An account number is a unique code composed of numbers, letters, or other characters, and is assigned to the account owner for ease of reference in a financial institution’s accounting records.
An account number is a unique identifier that works alongside a routing number to identify an individual’s account, as well as a particular financial institution.
Modern technology-oriented enterprises use two-step verification passwords as a way of minimizing risks on users’ accounts.
The account number is used to route a request of financial authorization to the correct owner before granting access, thereby facilitating various types of commercial transactions.
The most common type of account number is a checking account number, which identifies the owner and grants access, facilitating various forms of commercial transactions. It is issued to the payment processor and used to route transaction authorization requests to the appropriate owner.
An identifier with a similar role to the account number is the Social Security Number, where the sole purpose is to monitor the earnings history of U.S. workers to determine their benefit entitlements. Nowadays, the checking account number is used across the world to make financial transactions.

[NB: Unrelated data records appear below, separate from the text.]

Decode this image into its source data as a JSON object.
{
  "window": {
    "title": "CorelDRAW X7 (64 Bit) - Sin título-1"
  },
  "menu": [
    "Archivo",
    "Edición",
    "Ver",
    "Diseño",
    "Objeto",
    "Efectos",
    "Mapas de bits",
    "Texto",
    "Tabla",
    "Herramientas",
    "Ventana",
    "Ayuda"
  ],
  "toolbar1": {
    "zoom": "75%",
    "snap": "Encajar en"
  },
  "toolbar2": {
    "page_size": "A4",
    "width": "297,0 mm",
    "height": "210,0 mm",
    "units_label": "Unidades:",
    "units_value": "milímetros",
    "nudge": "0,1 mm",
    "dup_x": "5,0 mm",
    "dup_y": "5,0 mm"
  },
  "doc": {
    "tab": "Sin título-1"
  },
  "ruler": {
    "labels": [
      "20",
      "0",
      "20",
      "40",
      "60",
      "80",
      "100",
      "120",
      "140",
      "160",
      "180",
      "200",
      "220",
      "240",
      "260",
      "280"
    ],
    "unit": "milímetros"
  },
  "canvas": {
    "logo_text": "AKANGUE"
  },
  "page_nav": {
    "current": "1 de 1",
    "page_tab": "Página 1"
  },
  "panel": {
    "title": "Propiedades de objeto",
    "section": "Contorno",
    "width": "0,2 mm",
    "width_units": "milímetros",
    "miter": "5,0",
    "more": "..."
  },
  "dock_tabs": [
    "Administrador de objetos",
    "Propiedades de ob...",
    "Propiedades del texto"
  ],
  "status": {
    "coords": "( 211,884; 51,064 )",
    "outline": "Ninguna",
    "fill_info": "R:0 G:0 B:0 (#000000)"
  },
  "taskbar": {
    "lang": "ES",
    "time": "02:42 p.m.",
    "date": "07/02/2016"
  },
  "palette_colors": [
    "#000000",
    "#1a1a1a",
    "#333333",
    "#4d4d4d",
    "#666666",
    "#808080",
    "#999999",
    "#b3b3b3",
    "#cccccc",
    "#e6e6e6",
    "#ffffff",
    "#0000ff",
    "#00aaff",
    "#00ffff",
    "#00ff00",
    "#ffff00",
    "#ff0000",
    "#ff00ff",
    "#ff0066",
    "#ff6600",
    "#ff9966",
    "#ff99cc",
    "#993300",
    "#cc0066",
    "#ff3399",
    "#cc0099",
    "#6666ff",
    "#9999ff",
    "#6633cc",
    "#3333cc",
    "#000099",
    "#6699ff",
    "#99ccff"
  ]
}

How an Account Number Works
In the case of a paper check, the account number is normally indicated at the bottom between the routing number and check number. The first group of numbers, from left, indicates the 9-digit routing number, the middle is the account number, while the third group is the check number.
The arrangement system dates back to 1910 when it was developed to ease the sorting of checks before assigning them to the correct owners. The account number is used in the same function to make payments to the correct party. However, the check number can sometimes be switched with the account number.
Checking account numbers are used by payroll processing agencies to create a direct payment system for workers. Account numbers are linked to the majority of financial transactions that merchants make. Items such as credit card accounts, sales receipts, or gym memberships come with account numbers.
Account Number vs. Routing Number
Identifying a customer during a bank-related financial transaction requires two relevant pieces of data – the account number and the routing number. The unique set of information is assigned when opening an account at a financial institution.
An account number is specific to the account holder and is akin to a customer’s fingerprint or ID. Similarly, the routing number includes unique numerical codes that can identify each banking institution, facilitated by the International Bank Account Number (IBAN).
IBAN follows a structure of checking digits to facilitate sanity check, which is all about detecting and eliminating instances of duplicated, omitted, or mistyped characters. It allows validation at the point of data entry where a program validates the account number, number of characters, account number format, and country code.
The data is uniquely assigned to the owner to indicate the source and destinations during a financial transaction. For example, an account number and a routing number must be issued to the relevant financial institutions before electronic funds transfer.
In the U.S., the routing number takes a nine-digit format, which proves that the identified financial institution not only maintains an account with the Federal Reserve but is also state- or federal-chartered. It is more often used during tax payment or when reordering checks.
An account number, on the other hand, is used jointly with the routing number to identify a customer’s digital account. Furthermore, it comprises between eight and twelve digits. If a customer is holding dual accounts in the same bank, the bank account number will be different, while the routing number will be similar.
Protecting Account Numbers From Fraud
As is the case with passwords, account numbers are also highly exposed to fraud and identity theft. It explains why a series of annoying questions constrain the routine change of an account number.
Further modifications are currently taking place to make it even less vulnerable to hackers. For example, password managers, combined with the multi-factor authentication system, make it difficult to bypass security features.
Modern techno-savvy enterprises usually protect their customers’ accounts by employing an overly complex master password to gain access to customer account numbers and other highly classified and sensitive data.
Also, accounts with multi-factor authentication, which includes a second security layer to protect an account, are becoming the norm. For example, customers are required to provide biometric data, voice-activation, or a time-sensitive code sent to their email or mobile phone when accessing their accounts.
Regardless, the security enhancement features are not entirely foolproof. Hackers can still gain unauthorized access to accounts when they acquire authentication factors.
Some of the methods to intercept such data include using malware, an account recovery procedure, or phishing. Modern businesses are striving to protect users’ account numbers in an online environment that is increasingly vulnerable.